Ketika Randy melihat gadis yang berjalan di sebelah kiri pria itu, ia seakan mengenalnya. Padahal ia tidak pernah pergi ke tempat ini sebelumnya. Tapi kenapa ia merasa begitu akrab, terutama jika ia memperhatikan rambut panjang gadis itu. Aduh… jangan-jangan aku tertarik lagi sama dia? Oh tidak… jangan sampai aku seperti ayahku yang sialan itu.
“Ran, gila! Tuh cewek yang pakai celana langsung ngelendot di pangkuan papa kamu. Eh, tapi… dia kan cewek yang waktu itu aku lihat sama ayah kamu.” Sony menjelaskan. Randy makin membesarkan penglihatannya. Sangat sulit melihat wajah gadis itu di tengah lampu diskotik yang cahayanya samar itu. Ia putuskan untuk maju satu meter lagi untuk memperjelas. Dan…matanya makin membelalak. Mulutnya ternganga. Gadis yang bersama ayahnya itu ternyata… TIARA.
“Woi, Ran, kenapa?” Sony mengguncang-guncangkan tubuh sepupunya yang tiba-tiba mematung. Segera Randy tersadar. Matanya berair. Simbol kemarahan sekaligus kesedihannya. Kenapa… kenapa jadi begini?
Randy dengan langkah agak gontai berjalan ke arah ayahnya. Kedua tangannya mengepal, matanya semakin berair, namun tidak jatuh, hingga sedikit mengaburkan pandangan. Randy sendiri ogah menghapusnya, karena jika ia hapus, ia takut kemarahannya akan teredam dan ia takkan tega melabrak ayah serta gadis yang ia cintai.

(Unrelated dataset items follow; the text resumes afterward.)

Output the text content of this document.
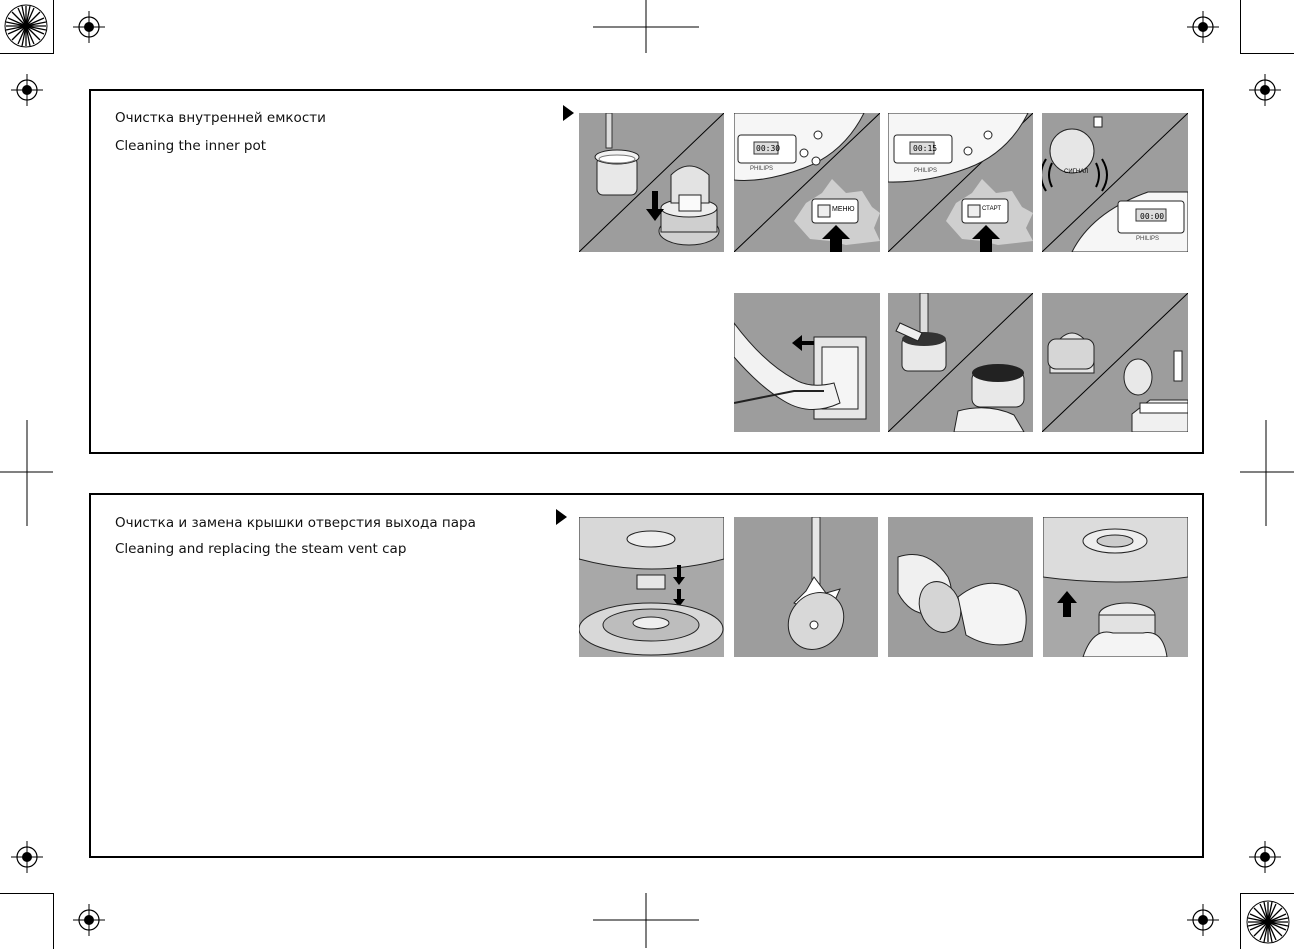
Очистка внутренней емкости
Cleaning the inner pot	00:30
МЕНЮ
PHILIPS
00:15
СТАРТ
PHILIPS	СИГНАЛ
00:00
PHILIPS
Очистка и замена крышки отверстия выхода пара
Cleaning and replacing the steam vent cap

Ketika telah berada di sana, tanpa basa-basi Randy langsung menunjang meja tersebut hingga terjatuh. Ayah Randy, Tiara, serta dua orang lainnya berdiri karena kaget. Ayah Randy memalingkan wajah ke arah orang yang melakukan hal itu, berniat memakinya. Namun… reaksinya berubah. Ia terbelalak, kaget akan keberadaan Randy. Begitu juga Tiara. Sedang dua orang yang lain, tampaknya telah pergi meninggalkan tempat tersebut karena diajak Sony pergi entah ke mana. Dan kini, Randy, Tiara, serta ayahnya tengah menjadi tontonan orang-orang yang ada di sana.
“R…Randy…”ujar ayahnya tergagap. “Seda…ng, sedang apa kamu di sini?”

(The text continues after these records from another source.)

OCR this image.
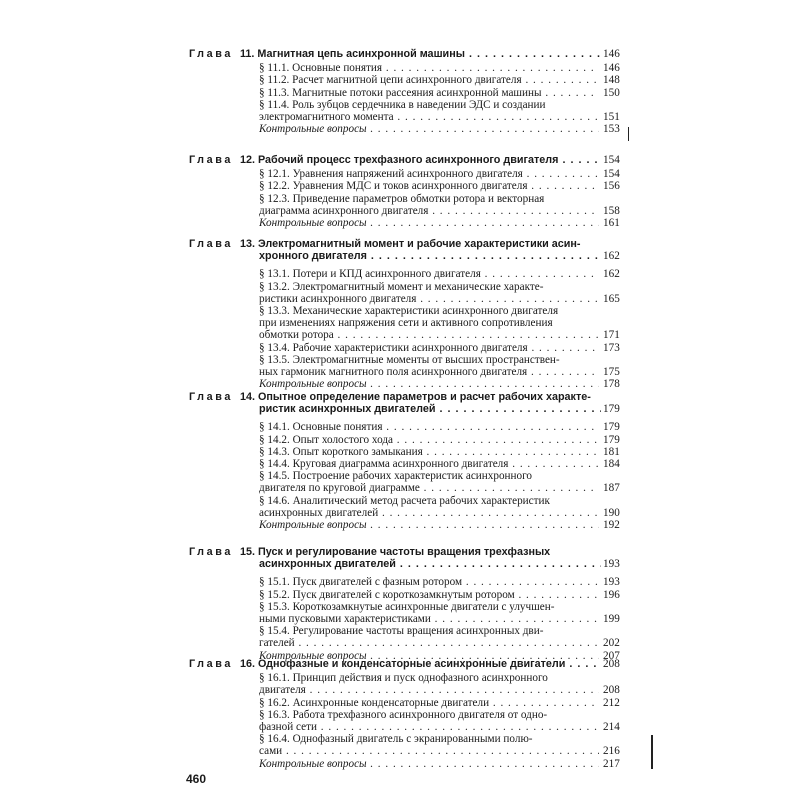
Глава 11. Магнитная цепь асинхронной машины . . .	146
§ 11.1. Основные понятия . . .	146
§ 11.2. Расчет магнитной цепи асинхронного двигателя . . .	148
§ 11.3. Магнитные потоки рассеяния асинхронной машины . . .	150
§ 11.4. Роль зубцов сердечника в наведении ЭДС и создании
электромагнитного момента . . .	151
Контрольные вопросы . . .	153
Глава 12. Рабочий процесс трехфазного асинхронного двигателя . . .	154
§ 12.1. Уравнения напряжений асинхронного двигателя . . .	154
§ 12.2. Уравнения МДС и токов асинхронного двигателя . . .	156
§ 12.3. Приведение параметров обмотки ротора и векторная
диаграмма асинхронного двигателя . . .	158
Контрольные вопросы . . .	161
Глава 13. Электромагнитный момент и рабочие характеристики асин-
хронного двигателя . . .	162
§ 13.1. Потери и КПД асинхронного двигателя . . .	162
§ 13.2. Электромагнитный момент и механические характе-
ристики асинхронного двигателя . . .	165
§ 13.3. Механические характеристики асинхронного двигателя
при изменениях напряжения сети и активного сопротивления
обмотки ротора . . .	171
§ 13.4. Рабочие характеристики асинхронного двигателя . . .	173
§ 13.5. Электромагнитные моменты от высших пространствен-
ных гармоник магнитного поля асинхронного двигателя . . .	175
Контрольные вопросы . . .	178
Глава 14. Опытное определение параметров и расчет рабочих характе-
ристик асинхронных двигателей . . .	179
§ 14.1. Основные понятия . . .	179
§ 14.2. Опыт холостого хода . . .	179
§ 14.3. Опыт короткого замыкания . . .	181
§ 14.4. Круговая диаграмма асинхронного двигателя . . .	184
§ 14.5. Построение рабочих характеристик асинхронного
двигателя по круговой диаграмме . . .	187
§ 14.6. Аналитический метод расчета рабочих характеристик
асинхронных двигателей . . .	190
Контрольные вопросы . . .	192
Глава 15. Пуск и регулирование частоты вращения трехфазных
асинхронных двигателей . . .	193
§ 15.1. Пуск двигателей с фазным ротором . . .	193
§ 15.2. Пуск двигателей с короткозамкнутым ротором . . .	196
§ 15.3. Короткозамкнутые асинхронные двигатели с улучшен-
ными пусковыми характеристиками . . .	199
§ 15.4. Регулирование частоты вращения асинхронных дви-
гателей . . .	202
Контрольные вопросы . . .	207
Глава 16. Однофазные и конденсаторные асинхронные двигатели . . .	208
§ 16.1. Принцип действия и пуск однофазного асинхронного
двигателя . . .	208
§ 16.2. Асинхронные конденсаторные двигатели . . .	212
§ 16.3. Работа трехфазного асинхронного двигателя от одно-
фазной сети . . .	214
§ 16.4. Однофазный двигатель с экранированными полю-
сами . . .	216
Контрольные вопросы . . .	217
460
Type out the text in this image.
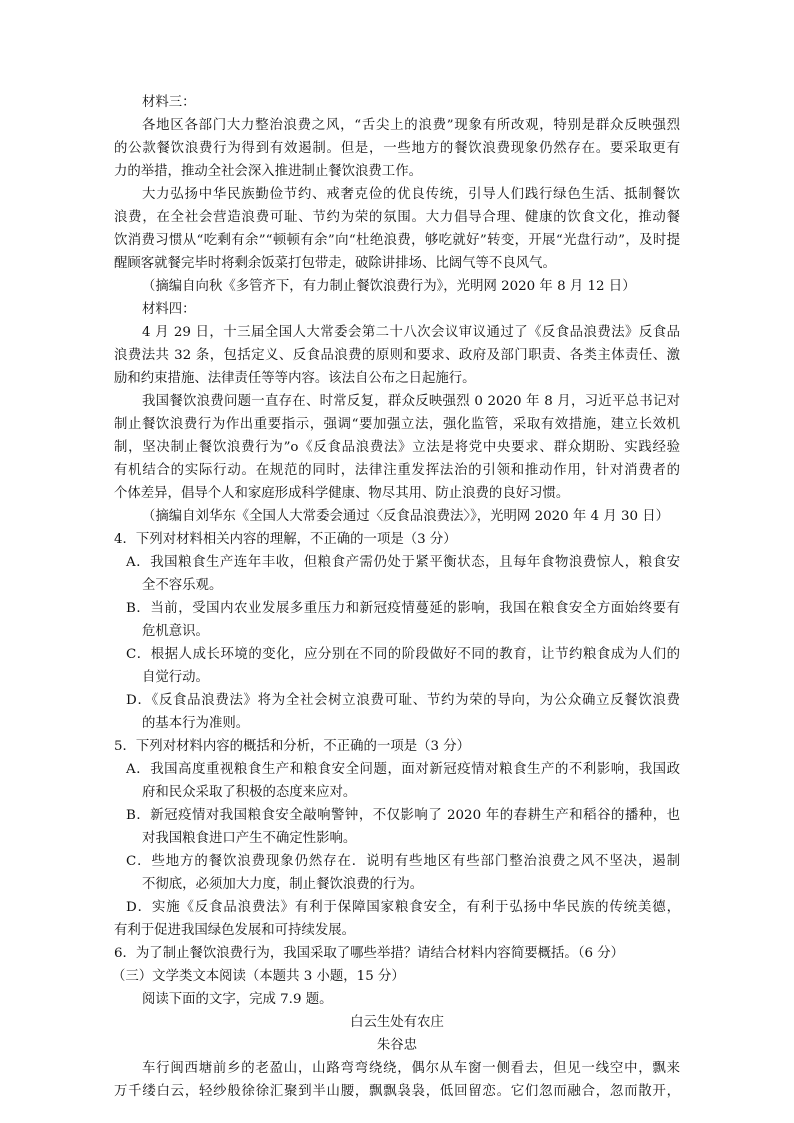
材料三：
各地区各部门大力整治浪费之风，“舌尖上的浪费”现象有所改观，特别是群众反映强烈
的公款餐饮浪费行为得到有效遏制。但是，一些地方的餐饮浪费现象仍然存在。要采取更有
力的举措，推动全社会深入推进制止餐饮浪费工作。
大力弘扬中华民族勤俭节约、戒奢克俭的优良传统，引导人们践行绿色生活、抵制餐饮
浪费，在全社会营造浪费可耻、节约为荣的氛围。大力倡导合理、健康的饮食文化，推动餐
饮消费习惯从“吃剩有余”“顿顿有余”向“杜绝浪费，够吃就好”转变，开展“光盘行动”，及时提
醒顾客就餐完毕时将剩余饭菜打包带走，破除讲排场、比阔气等不良风气。
（摘编自向秋《多管齐下，有力制止餐饮浪费行为》，光明网 2020 年 8 月 12 日）
材料四：
4 月 29 日，十三届全国人大常委会第二十八次会议审议通过了《反食品浪费法》反食品
浪费法共 32 条，包括定义、反食品浪费的原则和要求、政府及部门职责、各类主体责任、激
励和约束措施、法律责任等等内容。该法自公布之日起施行。
我国餐饮浪费问题一直存在、时常反复，群众反映强烈 0 2020 年 8 月，习近平总书记对
制止餐饮浪费行为作出重要指示，强调“要加强立法，强化监管，采取有效措施，建立长效机
制，坚决制止餐饮浪费行为”o《反食品浪费法》立法是将党中央要求、群众期盼、实践经验
有机结合的实际行动。在规范的同时，法律注重发挥法治的引领和推动作用，针对消费者的
个体差异，倡导个人和家庭形成科学健康、物尽其用、防止浪费的良好习惯。
（摘编自刘华东《全国人大常委会通过〈反食品浪费法〉》，光明网 2020 年 4 月 30 日）
4．下列对材料相关内容的理解，不正确的一项是（3 分）
A．我国粮食生产连年丰收，但粮食产需仍处于紧平衡状态，且每年食物浪费惊人，粮食安
全不容乐观。
B．当前，受国内农业发展多重压力和新冠疫情蔓延的影响，我国在粮食安全方面始终要有
危机意识。
C．根据人成长环境的变化，应分别在不同的阶段做好不同的教育，让节约粮食成为人们的
自觉行动。
D．《反食品浪费法》将为全社会树立浪费可耻、节约为荣的导向，为公众确立反餐饮浪费
的基本行为准则。
5．下列对材料内容的概括和分析，不正确的一项是（3 分）
A．我国高度重视粮食生产和粮食安全问题，面对新冠疫情对粮食生产的不利影响，我国政
府和民众采取了积极的态度来应对。
B．新冠疫情对我国粮食安全敲响警钟，不仅影响了 2020 年的春耕生产和稻谷的播种，也
对我国粮食进口产生不确定性影响。
C．些地方的餐饮浪费现象仍然存在．说明有些地区有些部门整治浪费之风不坚决，遏制
不彻底，必须加大力度，制止餐饮浪费的行为。
D．实施《反食品浪费法》有利于保障国家粮食安全，有利于弘扬中华民族的传统美德，
有利于促进我国绿色发展和可持续发展。
6．为了制止餐饮浪费行为，我国采取了哪些举措？请结合材料内容简要概括。（6 分）
（三）文学类文本阅读（本题共 3 小题，15 分）
阅读下面的文字，完成 7.9 题。
白云生处有农庄
朱谷忠
车行闽西塘前乡的老盈山，山路弯弯绕绕，偶尔从车窗一侧看去，但见一线空中，飘来
万千缕白云，轻纱般徐徐汇聚到半山腰，飘飘袅袅，低回留恋。它们忽而融合，忽而散开，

Randy tersenyum sinis. “Apa tidak kebalik? Harusnya Randy yang tanya ke papa, ngapain di sini? Bersama dia lagi” seru Randy seraya menunjuk Tiara. Tiara hanya bisa menunduk.
“Papa,… Papa bisa menjelaskan semuanya.”
“Diaaaaam!” seru Randy. “Papa tidak usah lagi bohong. Randy sudah tahu semuanya, tahu jauuuh sebelum Randy melihat semua ini. Bahkan Mama sudah tahu. Kenapa? Heran darimana kami bisa tahu? Untuk hal itu, Randy tidak bisa kasih tahu papa. Tapi yang Randy dan mama gak tahu, siapa perempuan yang sudah bikin papa berpaling. Dan ternyata…” Randy memalingkan wajahnya ke Tiara. “Perempuan binal ini. Perempuan binal yang juga anak papa cintai. Perempuan yang juga saat ini adalah pacar Randy. Papa menjalin hubungan lewat jalan belakang dengan dia!” Jerit Randy. Airmata mengalir turun dari matanya. Tak kuat ia menahan kekesalannya yangsudah tidak terbendung lagi.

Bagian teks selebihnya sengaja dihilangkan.